(Minghui.org) Kemarin seorang praktisi memberi tahu saya bahwa dia tidak memiliki tempat sampah di rumahnya. Saya menjawab, “Saya belum pernah bertemu dengan orang yang tidak mempunyai tempat sampah di rumahnya.” Dia keluar larut malam itu dan membeli sebuah tempat sampah dengan harga tiga kali lebih mahal dari harga normal. Dia pasti takut pada saya.

Saya sangat terkejut, dan berpikir mengapa dia takut kepada saya? Ayah saya dulu pernah mengatakan bahwa dia takut kepada saya. Karena saya adalah seorang guru, ayah pikir saya terbiasa menegur murid-murid saya, oleh karena itulah saya memperlakukan orang lain juga seperti itu.

Mereka berdua lebih tua dari saya, jadi mengapa mereka takut kepada saya? Saya tidak ingat pernah marah kepada praktisi itu atau memperlihatkan kemarahan saya di depannya.

Melihat ke belakang, saya sering menemukan diri saya mengerutkan kening, atau bermuka masam tanpa alasan. Ketika saya belajar Fa atau berlatih meditasi duduk, saya tidak “ekspresi wajah tenang dan damai.” (“Bab IV Metode Gong Dari Falun Gong, dari Falun Gong)
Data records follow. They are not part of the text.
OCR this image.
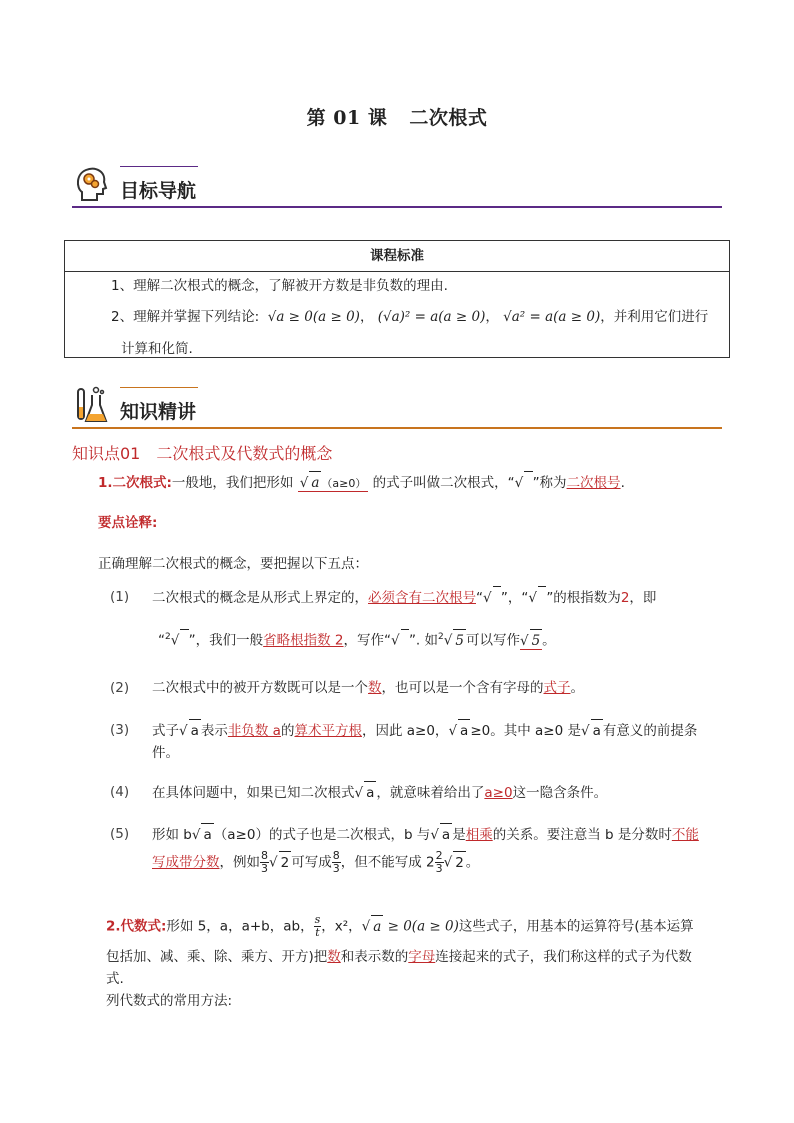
第 01 课 二次根式
目标导航
课程标准
1、理解二次根式的概念，了解被开方数是非负数的理由.
2、理解并掌握下列结论: √a ≥ 0(a ≥ 0)， (√a)² = a(a ≥ 0)， √a² = a(a ≥ 0)，并利用它们进行
计算和化简.
知识精讲
知识点01　二次根式及代数式的概念
1.二次根式:一般地，我们把形如 √ a （a≥0） 的式子叫做二次根式，“√ ”称为二次根号.
要点诠释:
正确理解二次根式的概念，要把握以下五点：
(1) 二次根式的概念是从形式上界定的，必须含有二次根号“√ ”，“√ ”的根指数为2，即
“$^2$√ ”，我们一般省略根指数 2，写作“√ ”. 如$^2$√ 5 可以写作√ 5 。
(2) 二次根式中的被开方数既可以是一个数，也可以是一个含有字母的式子。
(3) 式子√ a 表示非负数 a的算术平方根，因此 a≥0，√ a ≥0。其中 a≥0 是√ a 有意义的前提条
件。
(4) 在具体问题中，如果已知二次根式√ a ，就意味着给出了a≥0这一隐含条件。
(5) 形如 b√ a （a≥0）的式子也是二次根式，b 与√ a 是相乘的关系。要注意当 b 是分数时不能
写成带分数，例如 $\frac{8}{3}$ √ 2 可写成 $\frac{8}{3}$ ，但不能写成 $2 \frac{2}{3}$ √ 2 。
2.代数式:形如 5，a，a+b，ab， $\frac{s}{t}$ ，x²，√ a ≥ 0(a ≥ 0)这些式子，用基本的运算符号(基本运算
包括加、减、乘、除、乘方、开方)把数和表示数的字母连接起来的式子，我们称这样的式子为代数
式.
列代数式的常用方法:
Saya tidak ramah apalagi belas kasih. Bagaimana saya bisa meningkat? Guru berkata,

Jika anda biasanya selalu mempertahankan sebuah hati yang belas kasih, suatu sikap mental yang tenang dan damai, maka ketika berjumpa masalah akan dapat diatasi dengan baik, karena ia masih menyisakan kesempatan untuk meredam terpaan. Jika anda selalu dalam belas kasih, memperlakukan orang dengan Shan, selalu memikirkan orang lain sebelum melakukan sesuatu, setiap kali berjumpa masalah yang pertama-tama dipikirkan ialah, apakah hal ini bagi orang lain terasa berat atau tidak, apakah dapat mencederai orang lain, dengan demikian tidak akan timbul masalah.” (Zhuan Falun)

Guru juga berkata,

Itu bukan timbul dari hati yang berbelas kasih, keterikatannya untuk mencari nama dan kepentingan sama sekali belum tersingkir.” (Zhuan Falun)

Jadi apa akar dari penyebab saya kurang belas kasih?
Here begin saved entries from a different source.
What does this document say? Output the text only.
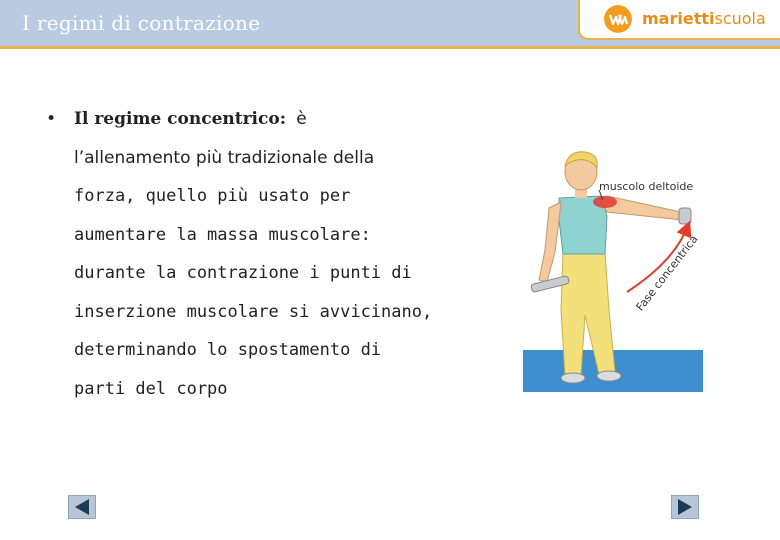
I regimi di contrazione	mariettiscuola
• Il regime concentrico: è
l’allenamento più tradizionale della
forza, quello più usato per
aumentare la massa muscolare:
durante la contrazione i punti di
inserzione muscolare si avvicinano,
determinando lo spostamento di
parti del corpo
muscolo deltoide
Fase concentrica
Saya mencari ke dalam dan menemukan kekurangan. Saya mengkritik orang lain dari sudut pandang bahwa saya mutlak benar. Walaupun saya tidak menyalahkan orang lain, saya tidak memberikan mereka kelonggaran.
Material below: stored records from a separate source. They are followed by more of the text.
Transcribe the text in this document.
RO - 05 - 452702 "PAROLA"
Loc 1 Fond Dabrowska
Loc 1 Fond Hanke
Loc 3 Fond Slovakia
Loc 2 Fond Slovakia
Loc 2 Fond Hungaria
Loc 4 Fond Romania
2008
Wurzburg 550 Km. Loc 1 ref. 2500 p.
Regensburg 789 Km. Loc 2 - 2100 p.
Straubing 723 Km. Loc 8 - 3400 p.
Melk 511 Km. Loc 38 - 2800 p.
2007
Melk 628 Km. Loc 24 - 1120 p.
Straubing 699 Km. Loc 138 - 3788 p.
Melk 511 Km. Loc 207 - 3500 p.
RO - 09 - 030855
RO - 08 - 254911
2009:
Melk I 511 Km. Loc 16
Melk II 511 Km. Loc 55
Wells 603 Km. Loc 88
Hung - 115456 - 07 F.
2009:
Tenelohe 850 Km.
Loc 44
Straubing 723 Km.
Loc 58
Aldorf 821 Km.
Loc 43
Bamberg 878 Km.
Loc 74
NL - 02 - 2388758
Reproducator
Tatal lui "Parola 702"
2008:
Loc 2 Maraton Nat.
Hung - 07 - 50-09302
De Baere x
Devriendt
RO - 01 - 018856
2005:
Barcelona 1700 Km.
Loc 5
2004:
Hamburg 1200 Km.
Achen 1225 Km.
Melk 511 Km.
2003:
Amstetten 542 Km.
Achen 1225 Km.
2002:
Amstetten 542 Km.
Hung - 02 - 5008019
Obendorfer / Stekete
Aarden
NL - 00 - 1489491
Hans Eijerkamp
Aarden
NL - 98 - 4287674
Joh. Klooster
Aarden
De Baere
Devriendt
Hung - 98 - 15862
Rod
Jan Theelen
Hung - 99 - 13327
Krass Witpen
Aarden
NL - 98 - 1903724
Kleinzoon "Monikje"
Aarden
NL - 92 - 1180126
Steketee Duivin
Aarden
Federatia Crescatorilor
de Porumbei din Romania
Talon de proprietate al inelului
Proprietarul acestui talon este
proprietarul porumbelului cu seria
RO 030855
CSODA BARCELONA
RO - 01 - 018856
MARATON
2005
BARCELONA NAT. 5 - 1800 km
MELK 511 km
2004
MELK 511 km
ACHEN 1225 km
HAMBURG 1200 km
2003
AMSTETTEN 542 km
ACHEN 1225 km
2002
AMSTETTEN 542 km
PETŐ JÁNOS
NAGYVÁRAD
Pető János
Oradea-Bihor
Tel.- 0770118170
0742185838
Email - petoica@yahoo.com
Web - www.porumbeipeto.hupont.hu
“Saya mutlak benar, dan kamu mutlak salah” adalah sikap saya, dan beginilah saya menundukkan dan membungkam orang-orang di sekitar saya.

Saya pikir perasaan mementingkan diri sendiri dan arogan saya berasal dari kebudayaan Partai Komunis Tiongkok (PKT) yang berkaitan dengan perebutan kekuasaan dan selalu ingin bertempur dengan segala sesuatu dan semua orang. Banyak manifestasi negatif dan jahat di dunia berasal dari PKT.

Saya pernah membaca bahwa “harga diri” adalah yang paling mematikan dari tujuh dosa, dan adalah raja di neraka. Sekarang saya mengerti bahwa harga diri, arogan, dan “menjadi selalu benar” adalah manifestasi dari intoleransi dan keegoisan.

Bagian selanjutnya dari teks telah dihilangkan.